Choose a home state for your LLC. Typically, a small business will register its LLC in the state where it will be conducting business operations. If you only anticipate conducting business in one state, you may only need to register in that state. If you anticipate operating in multiple states, choosing a home state such as Delaware, Wyoming and Nevada may be attractive. Delaware, Wyoming and Nevada all have highly pro-business climates, with low tax rates assessed on business assets and privacy protections on public filings.
Register your LLC in the home state as a domestic LLC. While the precise method of registration varies among the states, registering as a domestic LLC generally entails filing an Articles of Organization with the state’s Secretary of State. You must choose a name for your business and designate a registered agent to receive service of process. You must also pay the filing fee for a domestic LLC.
Determine what other states you must register in. If your business plans on opening a store or engaging in significant business operations in another state, then you must register your business in that state. However, if you plan on merely maintaining bank accounts, engaging in interstate commerce, collecting debts or conducting an isolated transaction in another state, you will not need to register in that other state.

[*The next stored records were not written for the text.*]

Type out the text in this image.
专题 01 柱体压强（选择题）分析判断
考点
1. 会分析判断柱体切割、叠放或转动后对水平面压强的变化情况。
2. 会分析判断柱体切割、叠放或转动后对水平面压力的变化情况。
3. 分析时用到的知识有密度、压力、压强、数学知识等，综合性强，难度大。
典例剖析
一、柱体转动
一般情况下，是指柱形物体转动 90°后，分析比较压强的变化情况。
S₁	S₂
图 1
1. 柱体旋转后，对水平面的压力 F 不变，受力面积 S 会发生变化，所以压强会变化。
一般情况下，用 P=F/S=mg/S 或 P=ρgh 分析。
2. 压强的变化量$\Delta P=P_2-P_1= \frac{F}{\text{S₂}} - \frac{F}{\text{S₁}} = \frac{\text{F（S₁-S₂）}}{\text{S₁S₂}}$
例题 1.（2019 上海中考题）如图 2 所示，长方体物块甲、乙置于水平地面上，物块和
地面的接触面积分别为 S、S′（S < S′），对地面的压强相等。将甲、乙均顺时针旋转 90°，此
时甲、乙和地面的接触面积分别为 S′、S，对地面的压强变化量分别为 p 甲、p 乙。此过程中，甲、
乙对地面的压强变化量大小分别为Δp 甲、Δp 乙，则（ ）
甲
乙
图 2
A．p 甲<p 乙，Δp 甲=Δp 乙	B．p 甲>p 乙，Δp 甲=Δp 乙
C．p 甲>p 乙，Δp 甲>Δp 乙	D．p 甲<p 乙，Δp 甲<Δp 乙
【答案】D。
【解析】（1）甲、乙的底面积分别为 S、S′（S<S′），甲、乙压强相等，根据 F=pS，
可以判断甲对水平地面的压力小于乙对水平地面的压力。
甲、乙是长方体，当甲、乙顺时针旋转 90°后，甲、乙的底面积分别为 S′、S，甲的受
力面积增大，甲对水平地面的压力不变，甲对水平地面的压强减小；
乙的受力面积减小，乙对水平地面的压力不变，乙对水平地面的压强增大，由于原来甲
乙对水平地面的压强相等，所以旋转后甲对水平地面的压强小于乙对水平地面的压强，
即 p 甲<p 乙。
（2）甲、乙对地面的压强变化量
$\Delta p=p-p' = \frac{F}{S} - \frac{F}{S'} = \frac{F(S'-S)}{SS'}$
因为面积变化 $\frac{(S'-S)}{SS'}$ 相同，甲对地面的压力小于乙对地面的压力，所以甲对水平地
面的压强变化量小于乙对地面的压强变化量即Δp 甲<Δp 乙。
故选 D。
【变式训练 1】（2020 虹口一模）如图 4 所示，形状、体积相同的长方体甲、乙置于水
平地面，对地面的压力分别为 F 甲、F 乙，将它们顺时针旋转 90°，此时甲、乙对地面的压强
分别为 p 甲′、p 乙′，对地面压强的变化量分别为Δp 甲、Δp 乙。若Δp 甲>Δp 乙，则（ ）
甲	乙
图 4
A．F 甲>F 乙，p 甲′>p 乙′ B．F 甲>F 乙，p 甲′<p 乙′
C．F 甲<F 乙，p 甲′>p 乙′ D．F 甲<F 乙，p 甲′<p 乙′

Register as a foreign LLC in the other states where you plan on engaging in significant business. Depending on the state, registering as a foreign LLC generally requires filling out an application for a “foreign LLC registration” or obtaining a “Certificate of Authority.” In every state where you register your company as a foreign LLC, you must designate a registered agent in that state and comply with that state’s LLC naming requirements. The registration fee for a foreign LLC is typically much higher than for a domestic LLC. Additionally, some states may assess a yearly tax on a foreign LLC that is a percentage of profits earned by the LLC.